PUBLICATIONS

Abstract

Towards a characterization of apparent contradictions in the biomedical literature using context analysis.


Rosemblat G, Fiszman, M, Shin D, Kilicoglu H

Journal of Biomedical Informatics. 2019. In Press. https://doi.org/10.1016/j.jbi.2019.103275.

Abstract:

Background With the substantial growth in the biomedical research literature, a larger number of claims are published daily, some of which seemingly disagree with or contradict prior claims on the same topics. Resolving such contradictions is critical to advancing our understanding of human disease and developing effective treatments. Automated text analysis techniques can facilitate such analysis by extracting claims from the literature, flagging those that are potentially contradictory, and identifying any study characteristics that may explain such contradictions. Methods Using SemMedDB, our own PubMed-scale repository of semantic predications (subject-relation-object triples), we identified apparent contradictions in the biomedical research literature and developed a categorization of contextual characteristics that explain such contradictions.
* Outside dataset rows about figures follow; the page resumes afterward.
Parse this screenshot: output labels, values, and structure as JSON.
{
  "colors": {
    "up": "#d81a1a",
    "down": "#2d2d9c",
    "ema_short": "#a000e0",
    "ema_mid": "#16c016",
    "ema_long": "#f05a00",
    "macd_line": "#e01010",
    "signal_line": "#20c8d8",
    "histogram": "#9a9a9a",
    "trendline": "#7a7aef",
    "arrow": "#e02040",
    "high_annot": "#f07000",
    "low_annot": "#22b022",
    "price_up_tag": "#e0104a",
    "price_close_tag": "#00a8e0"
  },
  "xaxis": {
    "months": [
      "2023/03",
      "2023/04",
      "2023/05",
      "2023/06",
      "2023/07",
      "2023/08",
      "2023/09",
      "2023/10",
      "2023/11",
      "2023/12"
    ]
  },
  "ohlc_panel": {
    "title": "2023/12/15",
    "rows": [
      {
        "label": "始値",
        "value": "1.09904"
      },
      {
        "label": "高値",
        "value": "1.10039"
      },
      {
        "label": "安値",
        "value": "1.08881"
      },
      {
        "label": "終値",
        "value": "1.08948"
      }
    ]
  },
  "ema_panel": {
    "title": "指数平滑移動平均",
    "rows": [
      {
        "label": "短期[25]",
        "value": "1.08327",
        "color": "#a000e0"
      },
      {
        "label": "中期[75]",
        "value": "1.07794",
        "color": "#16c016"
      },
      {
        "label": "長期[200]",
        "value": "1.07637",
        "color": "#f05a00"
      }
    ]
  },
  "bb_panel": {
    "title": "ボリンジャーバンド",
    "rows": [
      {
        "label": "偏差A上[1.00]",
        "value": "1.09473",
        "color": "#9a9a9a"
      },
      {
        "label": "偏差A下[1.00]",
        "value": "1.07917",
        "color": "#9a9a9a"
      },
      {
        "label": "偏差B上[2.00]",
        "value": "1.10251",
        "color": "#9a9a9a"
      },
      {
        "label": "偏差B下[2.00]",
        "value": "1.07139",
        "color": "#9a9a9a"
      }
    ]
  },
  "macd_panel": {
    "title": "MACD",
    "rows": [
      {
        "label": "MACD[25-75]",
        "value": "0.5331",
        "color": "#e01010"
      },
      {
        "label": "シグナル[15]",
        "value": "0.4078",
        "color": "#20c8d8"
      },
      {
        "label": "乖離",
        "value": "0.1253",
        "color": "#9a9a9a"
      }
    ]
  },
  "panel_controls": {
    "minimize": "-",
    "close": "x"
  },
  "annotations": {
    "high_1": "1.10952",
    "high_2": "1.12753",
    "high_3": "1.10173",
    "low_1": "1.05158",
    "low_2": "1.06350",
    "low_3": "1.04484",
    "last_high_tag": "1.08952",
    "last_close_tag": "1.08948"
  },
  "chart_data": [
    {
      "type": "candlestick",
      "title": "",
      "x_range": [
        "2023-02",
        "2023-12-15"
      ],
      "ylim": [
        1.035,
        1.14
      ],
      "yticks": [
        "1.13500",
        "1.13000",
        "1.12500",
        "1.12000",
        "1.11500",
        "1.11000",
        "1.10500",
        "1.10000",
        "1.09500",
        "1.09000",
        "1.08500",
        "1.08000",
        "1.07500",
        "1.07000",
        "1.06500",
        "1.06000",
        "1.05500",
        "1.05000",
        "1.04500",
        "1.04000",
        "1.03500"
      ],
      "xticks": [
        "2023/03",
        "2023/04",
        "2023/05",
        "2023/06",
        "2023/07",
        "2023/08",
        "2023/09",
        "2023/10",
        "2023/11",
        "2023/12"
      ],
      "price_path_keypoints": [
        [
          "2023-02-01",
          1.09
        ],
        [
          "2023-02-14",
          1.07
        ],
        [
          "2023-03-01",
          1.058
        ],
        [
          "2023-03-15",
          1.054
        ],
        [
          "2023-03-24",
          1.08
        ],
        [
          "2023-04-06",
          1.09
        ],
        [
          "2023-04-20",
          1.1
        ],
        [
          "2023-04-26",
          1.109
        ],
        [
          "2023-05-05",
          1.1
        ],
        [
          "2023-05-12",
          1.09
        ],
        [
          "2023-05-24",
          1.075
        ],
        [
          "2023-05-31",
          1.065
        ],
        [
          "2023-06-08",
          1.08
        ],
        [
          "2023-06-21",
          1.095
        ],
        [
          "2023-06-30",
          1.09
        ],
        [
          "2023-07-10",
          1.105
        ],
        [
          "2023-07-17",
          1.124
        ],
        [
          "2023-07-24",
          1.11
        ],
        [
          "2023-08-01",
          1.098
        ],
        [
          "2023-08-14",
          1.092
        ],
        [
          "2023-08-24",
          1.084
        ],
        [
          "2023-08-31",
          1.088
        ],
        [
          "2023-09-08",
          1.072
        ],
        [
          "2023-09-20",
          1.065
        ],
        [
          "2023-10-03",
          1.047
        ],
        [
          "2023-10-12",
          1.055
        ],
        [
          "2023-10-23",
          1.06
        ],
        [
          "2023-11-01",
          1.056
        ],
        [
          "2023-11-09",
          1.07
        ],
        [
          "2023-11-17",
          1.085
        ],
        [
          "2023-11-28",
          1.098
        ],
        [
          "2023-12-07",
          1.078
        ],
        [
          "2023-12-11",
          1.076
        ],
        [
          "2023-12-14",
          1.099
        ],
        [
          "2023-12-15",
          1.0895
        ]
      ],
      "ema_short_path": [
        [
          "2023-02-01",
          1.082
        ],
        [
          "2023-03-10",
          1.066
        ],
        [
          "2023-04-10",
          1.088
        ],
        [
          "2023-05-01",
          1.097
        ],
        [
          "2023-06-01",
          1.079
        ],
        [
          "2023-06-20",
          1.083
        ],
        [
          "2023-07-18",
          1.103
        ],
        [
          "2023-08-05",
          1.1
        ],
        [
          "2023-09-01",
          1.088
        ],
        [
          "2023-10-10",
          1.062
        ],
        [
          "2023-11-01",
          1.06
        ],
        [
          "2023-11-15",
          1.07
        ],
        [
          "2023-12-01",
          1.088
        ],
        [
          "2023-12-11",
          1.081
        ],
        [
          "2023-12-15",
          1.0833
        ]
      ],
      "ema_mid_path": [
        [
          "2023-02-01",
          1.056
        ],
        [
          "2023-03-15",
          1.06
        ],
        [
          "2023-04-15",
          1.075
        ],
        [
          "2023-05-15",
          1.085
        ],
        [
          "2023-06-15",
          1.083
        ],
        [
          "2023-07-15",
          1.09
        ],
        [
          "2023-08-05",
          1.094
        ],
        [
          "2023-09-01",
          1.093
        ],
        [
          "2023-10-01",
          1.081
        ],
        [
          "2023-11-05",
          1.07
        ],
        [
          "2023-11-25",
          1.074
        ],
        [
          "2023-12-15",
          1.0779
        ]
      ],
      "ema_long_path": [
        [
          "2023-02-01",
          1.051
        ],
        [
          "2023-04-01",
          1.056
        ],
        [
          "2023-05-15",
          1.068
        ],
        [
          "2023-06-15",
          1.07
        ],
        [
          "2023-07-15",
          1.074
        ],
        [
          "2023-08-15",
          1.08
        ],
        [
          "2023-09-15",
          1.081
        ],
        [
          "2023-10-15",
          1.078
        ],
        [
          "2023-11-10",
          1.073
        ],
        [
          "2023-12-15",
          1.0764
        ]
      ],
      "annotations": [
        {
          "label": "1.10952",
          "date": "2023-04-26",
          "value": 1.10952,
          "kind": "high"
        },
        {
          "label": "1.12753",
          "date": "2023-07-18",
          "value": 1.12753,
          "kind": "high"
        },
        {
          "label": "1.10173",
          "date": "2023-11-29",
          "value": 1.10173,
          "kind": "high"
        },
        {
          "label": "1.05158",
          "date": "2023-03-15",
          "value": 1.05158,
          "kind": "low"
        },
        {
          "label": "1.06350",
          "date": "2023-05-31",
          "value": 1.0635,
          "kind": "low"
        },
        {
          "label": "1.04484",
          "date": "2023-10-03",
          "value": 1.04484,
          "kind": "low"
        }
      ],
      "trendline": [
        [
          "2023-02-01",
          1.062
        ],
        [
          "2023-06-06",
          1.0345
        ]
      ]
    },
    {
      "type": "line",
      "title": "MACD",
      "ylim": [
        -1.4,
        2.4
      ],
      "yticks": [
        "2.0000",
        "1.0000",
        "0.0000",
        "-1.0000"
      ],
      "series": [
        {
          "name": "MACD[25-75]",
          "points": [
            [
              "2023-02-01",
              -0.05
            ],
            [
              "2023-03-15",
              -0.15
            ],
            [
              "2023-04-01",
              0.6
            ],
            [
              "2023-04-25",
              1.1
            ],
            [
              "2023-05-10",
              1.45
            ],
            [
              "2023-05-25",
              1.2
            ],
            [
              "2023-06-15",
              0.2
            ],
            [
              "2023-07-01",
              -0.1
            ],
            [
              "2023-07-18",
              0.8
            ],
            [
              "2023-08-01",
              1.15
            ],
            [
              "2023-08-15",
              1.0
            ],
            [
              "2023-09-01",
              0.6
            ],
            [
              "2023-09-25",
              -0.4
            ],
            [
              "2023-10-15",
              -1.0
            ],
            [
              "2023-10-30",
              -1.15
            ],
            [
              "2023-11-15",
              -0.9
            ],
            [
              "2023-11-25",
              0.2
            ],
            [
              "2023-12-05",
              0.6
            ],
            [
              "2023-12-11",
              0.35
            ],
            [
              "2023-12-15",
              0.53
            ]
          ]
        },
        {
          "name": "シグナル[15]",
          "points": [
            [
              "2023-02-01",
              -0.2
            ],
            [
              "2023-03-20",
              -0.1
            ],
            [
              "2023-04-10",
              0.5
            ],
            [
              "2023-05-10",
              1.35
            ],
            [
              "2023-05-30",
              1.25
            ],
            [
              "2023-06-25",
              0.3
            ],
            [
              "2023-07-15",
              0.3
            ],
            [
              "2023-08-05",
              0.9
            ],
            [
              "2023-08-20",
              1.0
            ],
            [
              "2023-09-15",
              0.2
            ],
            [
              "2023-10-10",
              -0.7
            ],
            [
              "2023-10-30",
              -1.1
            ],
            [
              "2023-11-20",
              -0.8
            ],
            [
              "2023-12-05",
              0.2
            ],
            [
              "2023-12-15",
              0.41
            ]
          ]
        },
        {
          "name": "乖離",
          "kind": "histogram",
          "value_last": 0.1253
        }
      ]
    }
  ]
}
Clinically relevant semantic predications relating to 20 diseases and involving opposing predicate pairs (e.g., an intervention treats or causes a disease) were retrieved from SemMedDB. After addressing inference, uncertainty, generic concepts, and NLP errors through automatic and manual filtering steps, a set of apparent contradictions were identified and characterized. Results We retrieved 117,676 predication instances from 62,360 PubMed abstracts (Jan 1980-Dec 2016). From these instances, automatic filtering steps generated 2,236 candidate contradictory pairs. Through manual analysis, we determined that 58 of these pairs (2.6%) were apparent contradictions. We identified five main categories of contextual characteristics that explain these contradictions: a) internal to the patient, b) external to the patient, c) endogenous/exogenous, d) known controversy, and (e) contradictions in literature. Categories (a) and (b) were subcategorized further (e.g., species, dosage) and accounted for the bulk of the contradictory information.


Rosemblat G, Fiszman, M, Shin D, Kilicoglu H. Towards a characterization of apparent contradictions in the biomedical literature using context analysis.